Les assistants conversationnels ne sont plus seulement des outils auxquels on pose une question ponctuelle. En juillet 2025, des services comme ChatGPT ou Grok peuvent s’inscrire dans des habitudes quotidiennes : reformuler des textes, aider à programmer, organiser des idées, préparer des réunions ou rappeler certaines préférences. À mesure que ces outils accumulent du contexte, l’enjeu n’est plus uniquement de choisir le modèle le plus performant. Il devient aussi possible, ou non, de partir sans perdre une partie de son environnement intellectuel.
Cette perspective est au cœur de l’interopérabilité des intelligences artificielles.

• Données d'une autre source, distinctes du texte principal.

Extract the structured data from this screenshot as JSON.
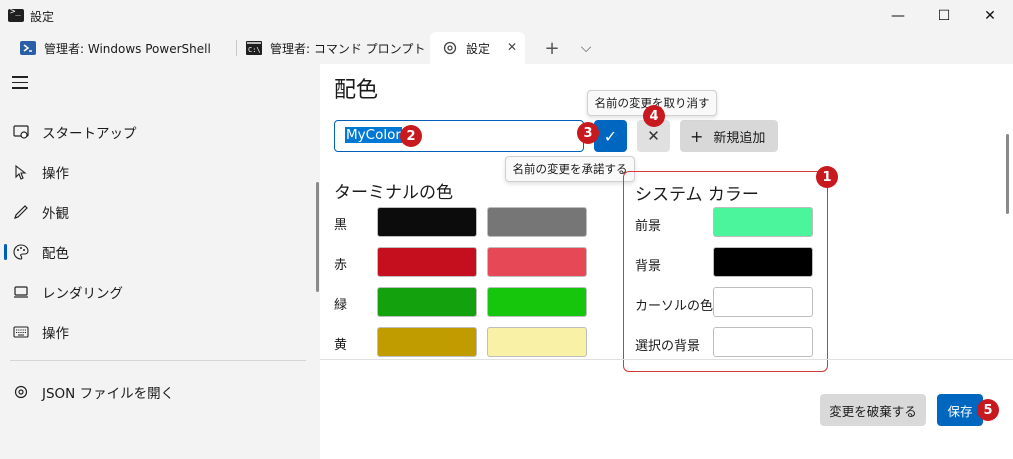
{
  "window": {
    "title": "設定"
  },
  "window_controls": {
    "minimize": "—",
    "maximize": "☐",
    "close": "✕"
  },
  "tabs": [
    {
      "label": "管理者: Windows PowerShell",
      "icon": "powershell-icon"
    },
    {
      "label": "管理者: コマンド プロンプト",
      "icon": "cmd-icon"
    },
    {
      "label": "設定",
      "icon": "gear-icon"
    }
  ],
  "tab_actions": {
    "new": "+",
    "dropdown": "⌵",
    "close": "✕"
  },
  "sidebar": {
    "items": [
      {
        "label": "スタートアップ",
        "icon": "startup-icon"
      },
      {
        "label": "操作",
        "icon": "interaction-icon"
      },
      {
        "label": "外観",
        "icon": "appearance-icon"
      },
      {
        "label": "配色",
        "icon": "palette-icon"
      },
      {
        "label": "レンダリング",
        "icon": "rendering-icon"
      },
      {
        "label": "操作",
        "icon": "keyboard-icon"
      }
    ],
    "json_label": "JSON ファイルを開く"
  },
  "main": {
    "heading": "配色",
    "scheme_name": "MyColor",
    "accept_icon": "✓",
    "cancel_icon": "✕",
    "new_button": {
      "plus": "+",
      "label": "新規追加"
    },
    "tooltip_cancel": "名前の変更を取り消す",
    "tooltip_accept": "名前の変更を承諾する",
    "terminal_colors": {
      "title": "ターミナルの色",
      "rows": [
        {
          "label": "黒",
          "normal": "#0c0c0c",
          "bright": "#767676"
        },
        {
          "label": "赤",
          "normal": "#c50f1f",
          "bright": "#e74856"
        },
        {
          "label": "緑",
          "normal": "#13a10e",
          "bright": "#16c60c"
        },
        {
          "label": "黄",
          "normal": "#c19c00",
          "bright": "#f9f1a5"
        }
      ]
    },
    "system_colors": {
      "title": "システム カラー",
      "rows": [
        {
          "label": "前景",
          "color": "#4bf59c"
        },
        {
          "label": "背景",
          "color": "#000000"
        },
        {
          "label": "カーソルの色",
          "color": "#ffffff"
        },
        {
          "label": "選択の背景",
          "color": "#ffffff"
        }
      ]
    },
    "discard_label": "変更を破棄する",
    "save_label": "保存"
  },
  "badges": [
    "1",
    "2",
    "3",
    "4",
    "5"
  ],
  "colors": {
    "accent": "#0067c0",
    "annotation": "#c8191e"
  }
}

Le mot peut paraître technique, mais la question est concrète : lorsqu’une personne change d’assistant, peut-elle emporter les éléments qu’elle a patiemment configurés et retrouver un service utile sans repartir de zéro ? Derrière cette question se jouent la concurrence entre plateformes, la protection des données personnelles et une forme d’autonomie numérique.
Quand l’IA devient un interlocuteur qui connaît son utilisateur
Les grands modèles de langage, ou LLM, produisent du texte en analysant les consignes qui leur sont fournies et les régularités apprises durant leur entraînement. Leur intérêt pratique augmente lorsqu’ils disposent d’un contexte : un document à résumer, une conversation en cours ou des indications sur la manière dont l’utilisateur souhaite travailler.
Certaines plateformes proposent ainsi des fonctions de mémoire. Selon les réglages et les services, elles peuvent s’appuyer sur l’historique des échanges, des instructions enregistrées, des préférences explicites ou des informations déduites de conversations précédentes. L’assistant peut alors retenir un ton de rédaction, le domaine professionnel d’une personne, le format qu’elle préfère pour une réponse ou la progression d’un projet.
Cette personnalisation apporte un gain de temps réel. Au lieu de répéter les mêmes consignes, l’utilisateur peut obtenir plus vite une réponse adaptée. Pour un étudiant, un indépendant ou une équipe, l’IA peut progressivement ressembler à un bras droit numérique : elle connaît le vocabulaire employé, les contraintes récurrentes et les tâches déjà réalisées.
Mais cette commodité a une contrepartie. La valeur d’un assistant ne repose plus seulement sur ses capacités générales, elle réside aussi dans la relation informationnelle construite avec son utilisateur. Plus cette mémoire est riche, plus l’idée d’abandonner le service peut sembler coûteuse, même lorsqu’une autre solution paraît plus intéressante sur le papier.
| Élément conservé par un assistant | Utilité pour l’utilisateur | Difficulté lors d’un changement de plateforme |
|---|---|---|
| Historique de conversations | Retrouver des décisions, des brouillons et des explications | Les formats d’export peuvent être incomplets ou difficiles à exploiter |
| Préférences explicites | Conserver un ton, une langue ou un format de réponse | Les options ne portent pas les mêmes noms d’un service à l’autre |
| Mémoire et contexte de projet | Éviter de répéter les objectifs et contraintes | Le nouveau modèle ne comprend pas nécessairement ces informations de la même manière |
| Informations déduites par le système | Adapter les suggestions au fil du temps | Ces inférences ne sont pas toujours exportables ni même visibles |
Portabilité et interopérabilité : deux droits, deux promesses
La portabilité des données consiste à récupérer certaines données dans un format structuré et réutilisable, ou à les faire transmettre à un autre responsable de traitement lorsque cela est techniquement possible. L’interopérabilité va plus loin : les systèmes doivent pouvoir comprendre, échanger et utiliser ces informations de façon suffisamment cohérente pour éviter une rupture de service.
La nuance est déterminante pour les IA génératives. Télécharger une archive de messages peut être utile pour conserver une trace de son travail. Cela ne signifie pas qu’un assistant concurrent pourra importer l’ensemble, identifier les éléments importants, distinguer une instruction durable d’une remarque passagère et se comporter aussitôt comme l’ancien outil.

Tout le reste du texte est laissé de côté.